Google has years of experience working with the Landsat and Sentinel-2 satellite imagery collections. Its Google Earth Engine, a Cloud-based platform for doing petapixel-scale analysis of geospatial data, was created to help make analyzing these datasets quick and easy. Earth Engine’s vast catalogue of data, with petabytes of public data, combined with an easy to use scripting interface and the power of Google infrastructure, has helped to revolutionize Earth observation. By bringing the two most important datasets from Earth Engine into Google Cloud, it has also enabled customer workflows using Google Compute Engine, Google Cloud Machine Learning and any other Google Cloud services.

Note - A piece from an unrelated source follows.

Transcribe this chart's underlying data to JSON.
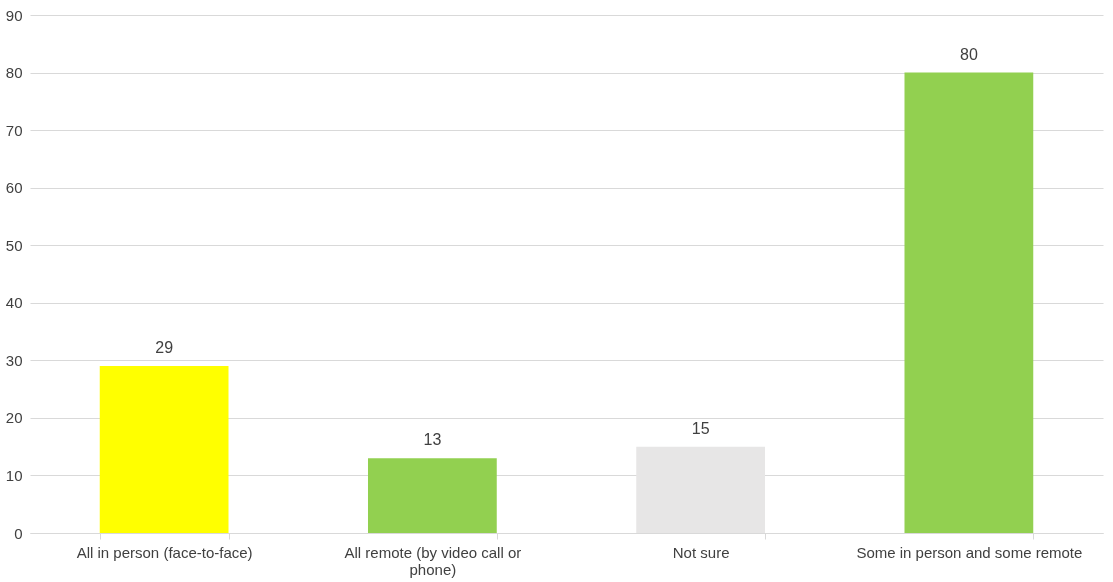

One of its customers that have taken advantage of the powerful combination of Google Cloud and these datasets is Descartes Labs (Read our exclusive story). Descartes Labs is focused on combining machine learning and geospatial data to forecast global crop production. Spaceknow is another company using Google Cloud to mine Landsat data for unique insights. Spaceknow brings transparency to the global economy by tracking global economic trends from space. Spaceknow’s Urban Growth Index analyzes massive amounts of multispectral imagery in China and elsewhere. Using a TensorFlow-based deep learning framework capable of predicting semantic labels for multi-channel satellite imagery, Spaceknow determines the percentage of land categorized as urban-type for a specified geographic region. 

Planet Labs will now efficiently deliver data through its API and Web tools to its users and customers across the globe. “Philosophically, we are aligned with Google’s focus on services leveraging open source projects like Kubernetes and TensorFlow. As our data and compute infrastructure grows, we are excited to work with Google Cloud to deliver next-generation geospatial services to users,” said Planet Labs.